Portugal's property market is currently buoyant with significant investment potential, reflected in the Bank of Portugal's analysis indicating that house prices and rents have consistently risen since 2017. The average value per square metre has increased by approximately 88% over this period, making now a prime time for buyers looking to invest in Portuguese real estate. The sustained demand combined with a lack of supply suggests that the market is not showing signs of a speculative bubble but rather a healthy investment opportunity supported by fundamental economic factors. For buyers seeking properties in diverse regions, there are attractive options across urban and rural settings that retain their value. Additionally, renters are experiencing a slight increase in rents, with an average rise of around 81%, further demonstrating the interconnectedness of rental income and property value appreciation. Many areas in Portugal, particularly Lisbon and Porto, are seeing rapid development with new amenities and infrastructure boosting appeal, which, in turn, can enhance return on investment. The average increase in house sales is projected to maintain its upward trend, adding to the dynamic investment landscape. Local attractions, vibrant cultural scenes, and quality lifestyle offerings make Portuguese properties particularly appealing. Whether you are eyeing a holiday home or a prime rental investment, there are compelling reasons to consider properties in Portugal. Explore your potential in this engaging market, ensuring you make an informed decision. Contact us today to learn more about available listings!

Thursday, 18 June 2026 - Real Estate
What are the current trends in Portugal's property market for investment?

Rather it reflects the buoyancy of the market and the disparity between high demand and lack of supply.

The Bank of Portugal has dedicated a section of its latest issue of its Economic Bulletin to Portugal’s housing market and its experts arrived at their conclusions that the housing market was not facing a bubble by using a price-to-rent ratio.

The calculation shows the way in which the transactional and rental markets are intrinsically interlinked since they represent “alternative forms of access to housing services”.

When the two variables display a similar evolution with a parallel and positive profile, there is appreciation in the two markets.

“Between 2017 and 2024, the average value per square metre of sales increased by around 88%.

And the average value of rents increased by around 81% states the Bank of Portugal for that period.

“In 2025 the average increase in house sales increased 16% resulting in a variation of around 120% for the period between 2017-2025.”

As for rents for the whole of 2025, Portugal’s National Statistics Institute (INE) has not yet released the data for last year.

The price-to-rent ratio – which measures the relationship between the price of the sale of a property and the value of the annual rent associated to it – “increased slightly” between 2017 and 2024 from 17.9 to 18.6”, states the BoP.

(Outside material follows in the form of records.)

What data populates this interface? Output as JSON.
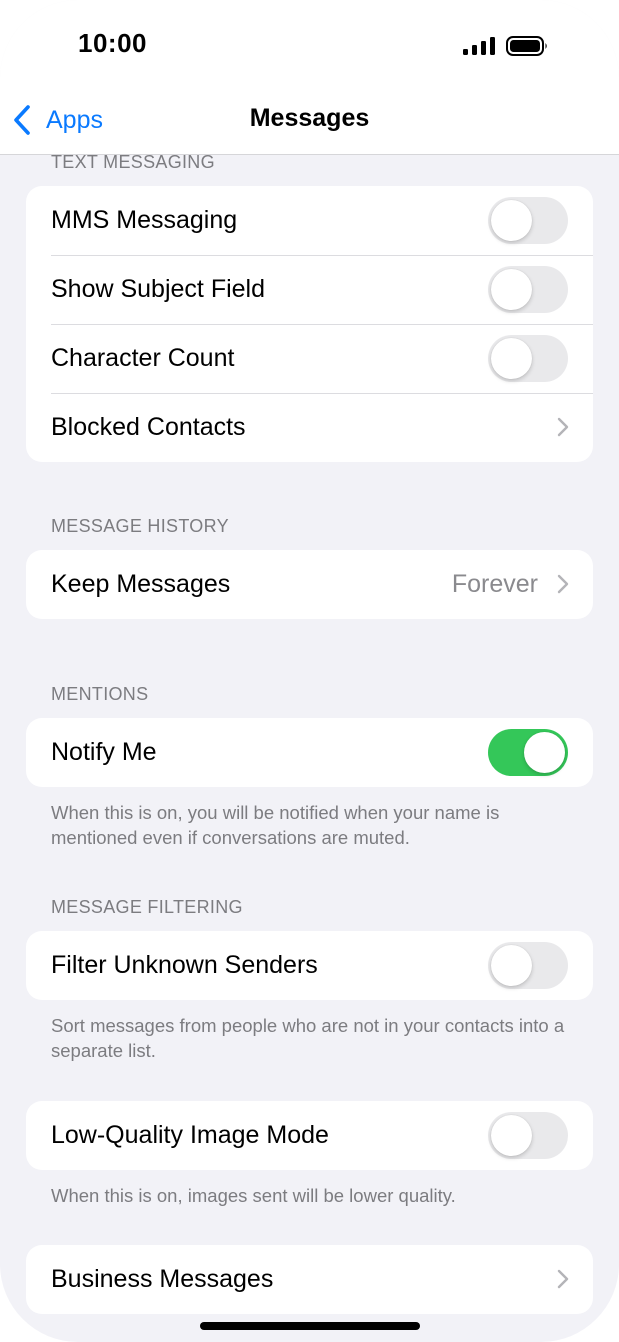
{
  "status_bar": {
    "time": "10:00",
    "signal_icon": "cellular-signal-icon",
    "battery_icon": "battery-full-icon"
  },
  "nav": {
    "back_label": "Apps",
    "back_icon": "chevron-left-icon",
    "title": "Messages",
    "accent_color": "#0a7aff"
  },
  "sections": {
    "text_messaging": {
      "header": "TEXT MESSAGING",
      "rows": [
        {
          "label": "MMS Messaging",
          "control": "toggle",
          "on": false
        },
        {
          "label": "Show Subject Field",
          "control": "toggle",
          "on": false
        },
        {
          "label": "Character Count",
          "control": "toggle",
          "on": false
        },
        {
          "label": "Blocked Contacts",
          "control": "chevron"
        }
      ]
    },
    "message_history": {
      "header": "MESSAGE HISTORY",
      "rows": [
        {
          "label": "Keep Messages",
          "value": "Forever",
          "control": "chevron"
        }
      ]
    },
    "mentions": {
      "header": "MENTIONS",
      "rows": [
        {
          "label": "Notify Me",
          "control": "toggle",
          "on": true
        }
      ],
      "footer": "When this is on, you will be notified when your name is mentioned even if conversations are muted."
    },
    "message_filtering": {
      "header": "MESSAGE FILTERING",
      "rows": [
        {
          "label": "Filter Unknown Senders",
          "control": "toggle",
          "on": false
        }
      ],
      "footer": "Sort messages from people who are not in your contacts into a separate list."
    },
    "low_quality": {
      "rows": [
        {
          "label": "Low-Quality Image Mode",
          "control": "toggle",
          "on": false
        }
      ],
      "footer": "When this is on, images sent will be lower quality."
    },
    "business": {
      "rows": [
        {
          "label": "Business Messages",
          "control": "chevron"
        }
      ]
    }
  },
  "colors": {
    "toggle_on": "#34c759",
    "toggle_off": "#e9e9eb",
    "background": "#f2f2f7"
  }
}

This indicator, says the BoP, “enables an estimate of the degree of how much the property has gained in value as an asset compared to the rental income flow that that property can make from rent”.

So, when the ratio increases, the relative appreciation of the property as an asset also increases, associated to future expected appreciation potential, greater demand or a greater attractiveness of the location in which the property stands.

Overall, the results concluded that house and rent price increases in Portugal were “consistent with a market dynamic based on the fundamental determining factors of supply and demand” in other words there are “no clear signs of a speculative bubble in Portugal’s housing market.”